Framing this debate in a philosophical context, and with a longer-range view of government's role in America, Arthur C. Brooks, president of the American Enterprise Institute for Public Policy Research, and a distinguished group commissioned by the Center for the Study of the Presidency and Congress this spring issued cogent analyses arguing that decisions made now will have great bearing on the nation's future prospects.
Brooks lays out his case in a May 23 essay in The Washington Post. He sees a "new culture war [pitting] the forces of free enterprise [against] an expanding and paternalistic government." Brooks puts Obama squarely in the second camp, citing the president's 2009 speech chiding people who "chase after all the usual brass rings [and] after the big money . . . and worry about whether [they] have a fancy enough title or a fancy enough car . . . [a] message that's . . . been in our culture for far too long -- that through material possessions, through a ruthless competition pursued only on your own behalf -- that's how you will measure success."
Seventy percent of Americans favor the free-market economy, but they're losing to the 30 percent who want government spending and ownership (GMC, major banks), regulation and income redistribution, Brooks argues. Happiness, the pursuit of which is our third inalienable right, does not come with a welfare check but rather with the opportunity to succeed, he argues convincingly.
Brooks' argument against government expansionism is echoed in less ideological form in the final report of the CPSC's Strengthening America's Future Initiative, issued in April. It too posits a key turning point and seeks to lay out ideas for "regaining our strategic and financial freedom of action, unity at home and standing abroad." CPSC President David Abshire, former Colorado Gov. Roy Romer, leading defense industrialist and Pentagon official Norman Augustine, and former Comptroller General David M. Walker led the initiative's steering committee. Walker is now president of the Peter G. Peterson Foundation, which funded the study.
It raises the alarm about the looming fiscal crisis. Interest on the nation's debt soon could be the largest item in the federal budget, buying us nothing of value, the study notes. And it steps up the argument a notch, suggesting we soon might face a situation analogous to the time when, as one of its leading creditors, we forced the British government to abandon a plan to regain control of the Suez Canal. In "an American Suez," China and other major purchasers of U.S. debt might similarly face what British leader Harold MacMillan called "the last gasp of a declining power."
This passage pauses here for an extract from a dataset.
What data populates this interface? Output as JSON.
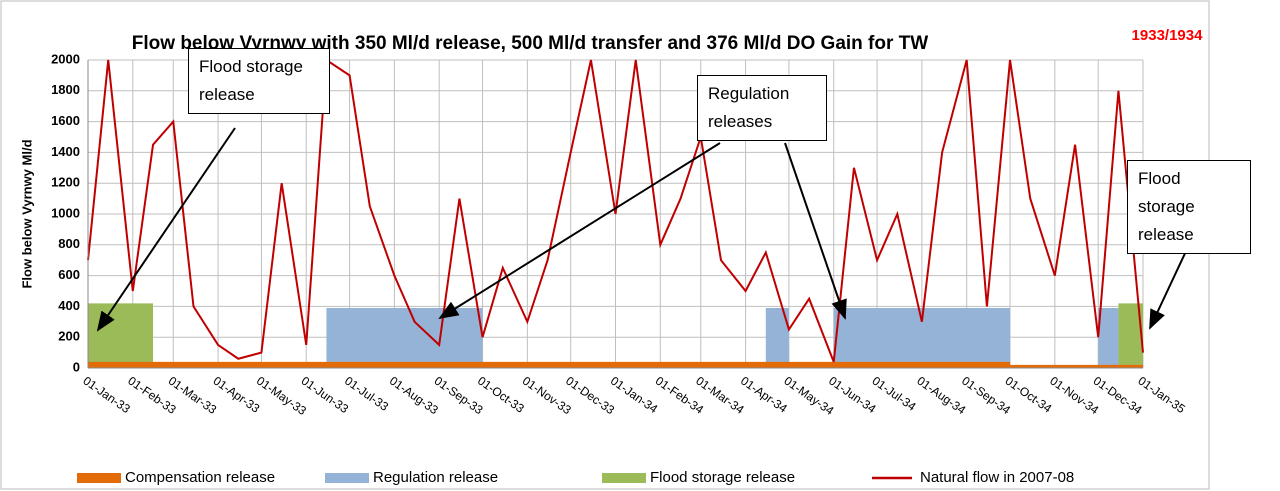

While focusing principally on the fiscal challenge, the CPSC report recommends government undertakes comprehensive political and programmatic reform -- in electoral practices; congressional committee restructuring; civil service training; new policies to enhance educational achievement and proficiency in math, science and engineering; energy consumption; infrastructure improvement; immigration policies; and more.
In a June 8 speech at the Center for American Progress, Peter R. Orszag, the Office of Management and Budget's former director, touched on the administration's spending restraint program: its request that agencies submit budgets encompassing a 5 percent cut to facilitate its plan for a three-year freeze on discretionary spending without killing all new initiatives.
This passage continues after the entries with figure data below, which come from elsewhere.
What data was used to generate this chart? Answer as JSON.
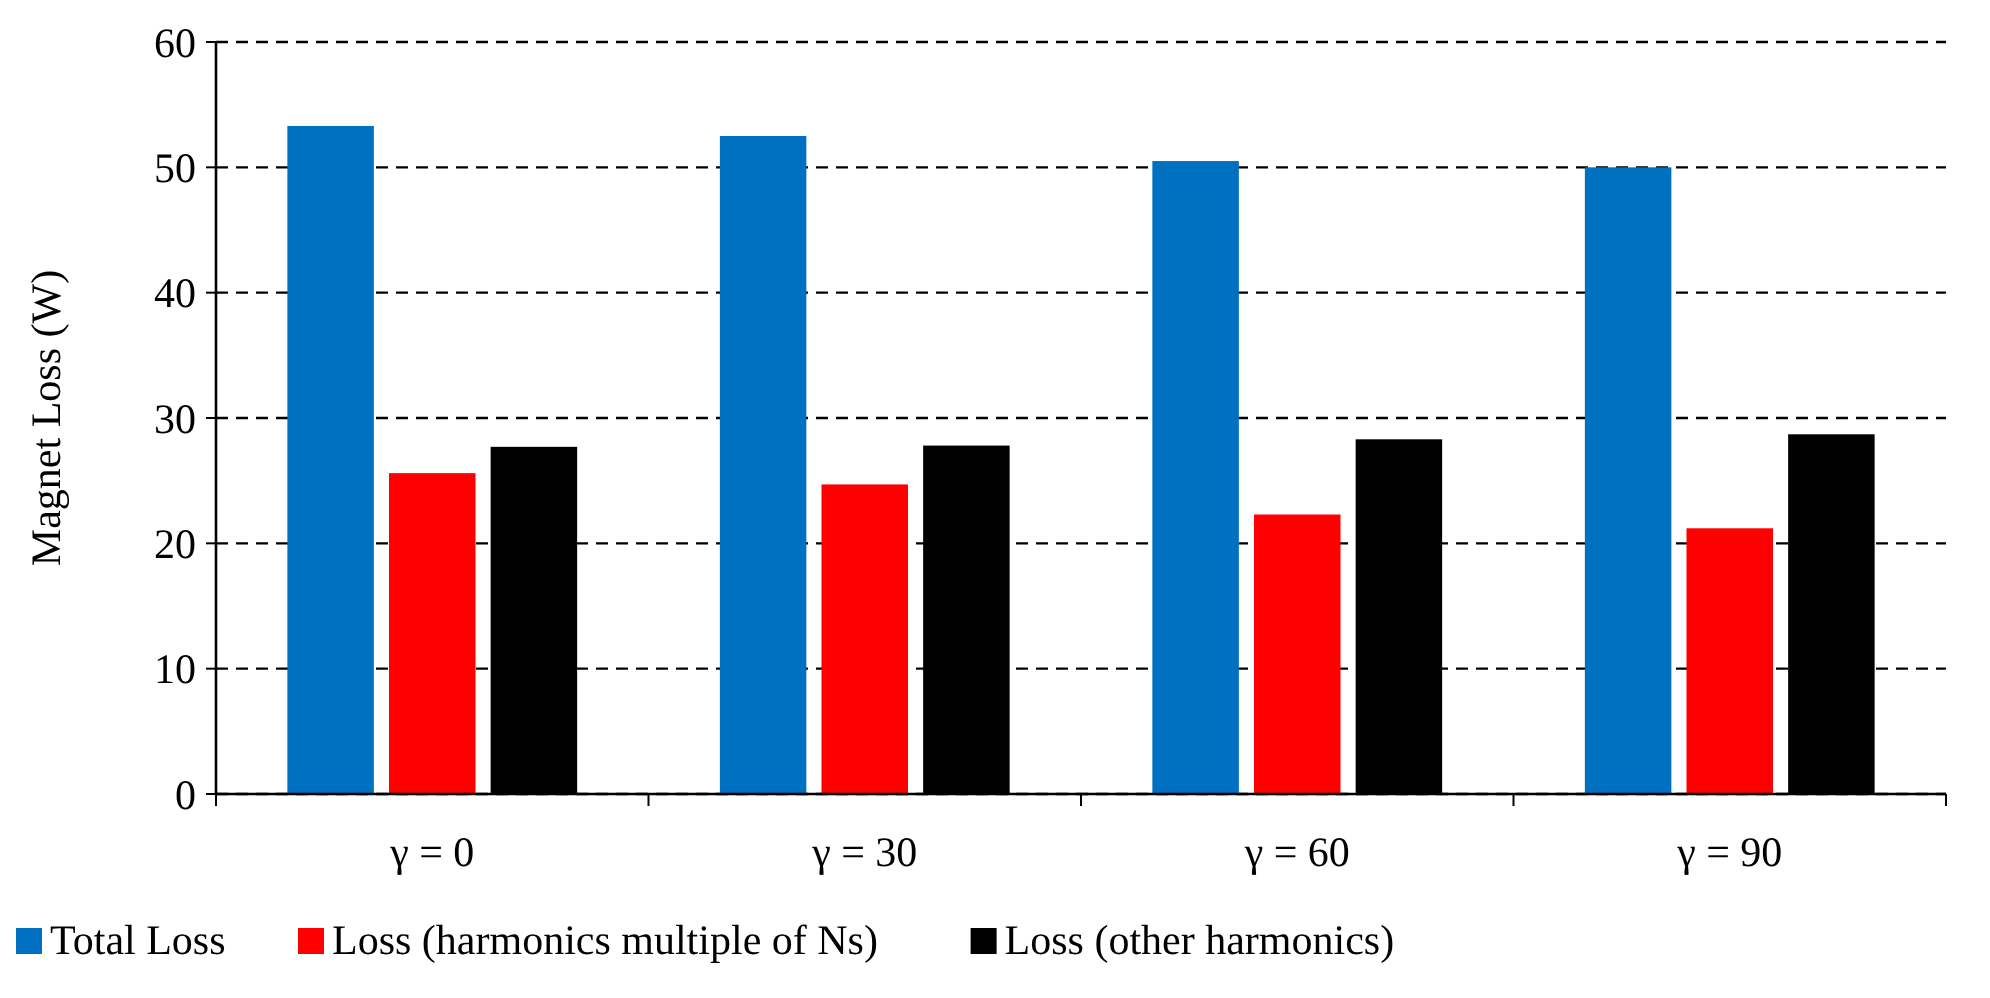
{
  "chart_data": {
    "type": "bar",
    "ylabel": "Magnet Loss (W)",
    "categories": [
      "γ = 0",
      "γ = 30",
      "γ = 60",
      "γ = 90"
    ],
    "series": [
      {
        "name": "Total Loss",
        "color": "#0070c0",
        "values": [
          53.3,
          52.5,
          50.5,
          50.0
        ]
      },
      {
        "name": "Loss (harmonics multiple of Ns)",
        "color": "#ff0000",
        "values": [
          25.6,
          24.7,
          22.3,
          21.2
        ]
      },
      {
        "name": "Loss (other harmonics)",
        "color": "#000000",
        "values": [
          27.7,
          27.8,
          28.3,
          28.7
        ]
      }
    ],
    "ylim": [
      0,
      60
    ],
    "yticks": [
      0,
      10,
      20,
      30,
      40,
      50,
      60
    ],
    "grid": "y",
    "legend": "bottom"
  }
}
Most of Orszag's speech focused on improving execution of government programs, with special emphasis on bringing Web and other technology practices up to private sector standards. Federal management gains are important, to be sure, but as to the essential steps we need to remain a great nation, Obama has kicked the can down the road, hoping the fiscal reform commission he appointed will produce politically palatable solutions when it reports in December.